While he has enjoyed great success with the northern powers keen for modern African leadership, he has also come face to face with anomalous trade policies and an inequitable global financial architecture.

Whereas in previous State of the Nation addresses globalisation was portrayed as an ineluctable process, now, in its assertion of the role of the state, South Africa is more closely following the model of India and Brazil, developing countries that are sceptical about unfettered liberalisation.

At last year’s World Trade Organisation round at Cancun, the Mexican resort town, South Africa sided with the G20-group of developing countries. Previously, it was criticised for operating outside the African and developing world conurbations.

Taken at face value in an election year, many of these changes may sound dramatic. But Mbeki is likely to phrase them simply as a change of emphasis in existing government policy. Much of South Africa’s success so far has been based on prioritising stability and predictability in its political and economic policies. With an overwhelming election victory almost certainly in the bag, Mbeki is not likely to risk the country’s hard-won success for a few quick votes.

What has been achieved:

We look back at the president’s previous State of the Nation addresses and track their successes and failures.

  • 1999/2000

    Theme: South Africa Inc/ The management Cabinet.

    Achieved: Cabinet clusters set up to get the government to think beyond departments.

  • 2000/2001

    Theme: Two nations/Kick-starting the economy.

    Achieved: State asset restructuring (privatisation) plan; labour law amendments; African Union; New Partnership for Africa’s Development, started International Investment Council.

    Failed: Urban and rural programmes fail to start.

  • 2001/2002

    Theme: Racial unity/Moving beyond Gear.

    Achieved: Micro-economic policy detailed: ”liberalising” growth sectors like telecoms/ energy; employment incentives; 42 promises in all — met 65%.

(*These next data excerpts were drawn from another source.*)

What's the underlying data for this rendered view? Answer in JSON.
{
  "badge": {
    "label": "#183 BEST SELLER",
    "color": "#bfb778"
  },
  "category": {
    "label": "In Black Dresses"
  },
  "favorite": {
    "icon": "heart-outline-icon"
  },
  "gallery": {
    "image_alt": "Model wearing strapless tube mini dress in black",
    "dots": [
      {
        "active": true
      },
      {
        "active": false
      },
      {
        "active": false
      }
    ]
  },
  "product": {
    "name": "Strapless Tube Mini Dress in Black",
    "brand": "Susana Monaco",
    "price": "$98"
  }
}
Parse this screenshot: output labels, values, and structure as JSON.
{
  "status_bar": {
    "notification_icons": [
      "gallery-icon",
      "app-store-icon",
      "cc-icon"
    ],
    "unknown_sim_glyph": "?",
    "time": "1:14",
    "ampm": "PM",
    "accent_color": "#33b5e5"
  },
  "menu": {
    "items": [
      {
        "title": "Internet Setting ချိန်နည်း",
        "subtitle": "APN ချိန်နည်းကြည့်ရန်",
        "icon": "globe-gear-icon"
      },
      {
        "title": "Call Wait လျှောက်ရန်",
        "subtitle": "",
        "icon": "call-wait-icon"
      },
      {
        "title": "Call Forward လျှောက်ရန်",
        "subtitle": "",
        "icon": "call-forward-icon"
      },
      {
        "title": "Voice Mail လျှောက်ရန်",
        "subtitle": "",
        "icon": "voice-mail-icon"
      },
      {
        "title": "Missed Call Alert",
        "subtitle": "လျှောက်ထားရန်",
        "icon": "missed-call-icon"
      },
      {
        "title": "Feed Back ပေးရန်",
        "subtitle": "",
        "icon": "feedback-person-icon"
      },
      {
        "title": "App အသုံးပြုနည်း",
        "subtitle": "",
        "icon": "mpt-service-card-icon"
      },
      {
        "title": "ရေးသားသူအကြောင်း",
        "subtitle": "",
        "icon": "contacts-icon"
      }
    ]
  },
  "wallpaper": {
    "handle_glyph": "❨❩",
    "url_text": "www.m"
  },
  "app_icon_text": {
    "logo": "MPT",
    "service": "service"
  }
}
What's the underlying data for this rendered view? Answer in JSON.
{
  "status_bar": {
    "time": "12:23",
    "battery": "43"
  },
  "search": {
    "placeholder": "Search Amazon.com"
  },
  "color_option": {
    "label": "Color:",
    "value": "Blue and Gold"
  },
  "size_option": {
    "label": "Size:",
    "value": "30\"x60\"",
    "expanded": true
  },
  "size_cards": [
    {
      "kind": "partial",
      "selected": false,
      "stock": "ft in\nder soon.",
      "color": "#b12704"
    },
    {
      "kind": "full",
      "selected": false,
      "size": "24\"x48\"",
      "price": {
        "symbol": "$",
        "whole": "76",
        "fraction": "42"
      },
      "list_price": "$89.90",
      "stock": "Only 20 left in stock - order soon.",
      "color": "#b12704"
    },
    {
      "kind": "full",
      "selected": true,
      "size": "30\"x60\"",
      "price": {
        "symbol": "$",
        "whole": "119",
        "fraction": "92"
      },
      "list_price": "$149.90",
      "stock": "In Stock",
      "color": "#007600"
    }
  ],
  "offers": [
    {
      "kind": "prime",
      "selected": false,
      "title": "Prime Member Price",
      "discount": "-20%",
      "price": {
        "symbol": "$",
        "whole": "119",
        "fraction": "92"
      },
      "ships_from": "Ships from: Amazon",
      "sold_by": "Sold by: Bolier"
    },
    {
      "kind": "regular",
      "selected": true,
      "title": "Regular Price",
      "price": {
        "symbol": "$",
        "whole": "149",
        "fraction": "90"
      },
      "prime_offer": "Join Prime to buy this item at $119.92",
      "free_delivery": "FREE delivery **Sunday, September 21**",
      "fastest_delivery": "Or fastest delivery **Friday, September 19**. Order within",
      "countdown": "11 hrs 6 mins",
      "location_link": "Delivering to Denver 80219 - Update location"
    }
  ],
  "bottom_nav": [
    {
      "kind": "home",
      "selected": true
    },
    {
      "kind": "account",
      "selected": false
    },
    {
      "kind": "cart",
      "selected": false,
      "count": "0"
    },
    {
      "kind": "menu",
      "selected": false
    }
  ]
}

    Failed: Urban and rural programmes still patchy; pledge to ease import of foreign skills slow; Aids policy incoherent.

  • 2002/2003

    Theme: Patriotism and voluntarism.

    Achieved: 6,8-million children to receive grants by 2005; ”stabilised” 145 high crime police station areas; Black Economic Empowerment Council.

    Failed: Aids policy stutters.

  • 2003/2004

    Theme: The tide has turned.

    Achieved: Broad-based black Economic Empowerment Act; increased take-up of child support grant; met targets on free basic water and electricity; Growth and Development Summit; 80% of urban and rural programmes in implementation phase; Aids treatment plan announced.

    Failed: Slow launch of the sys- tem of community development workers.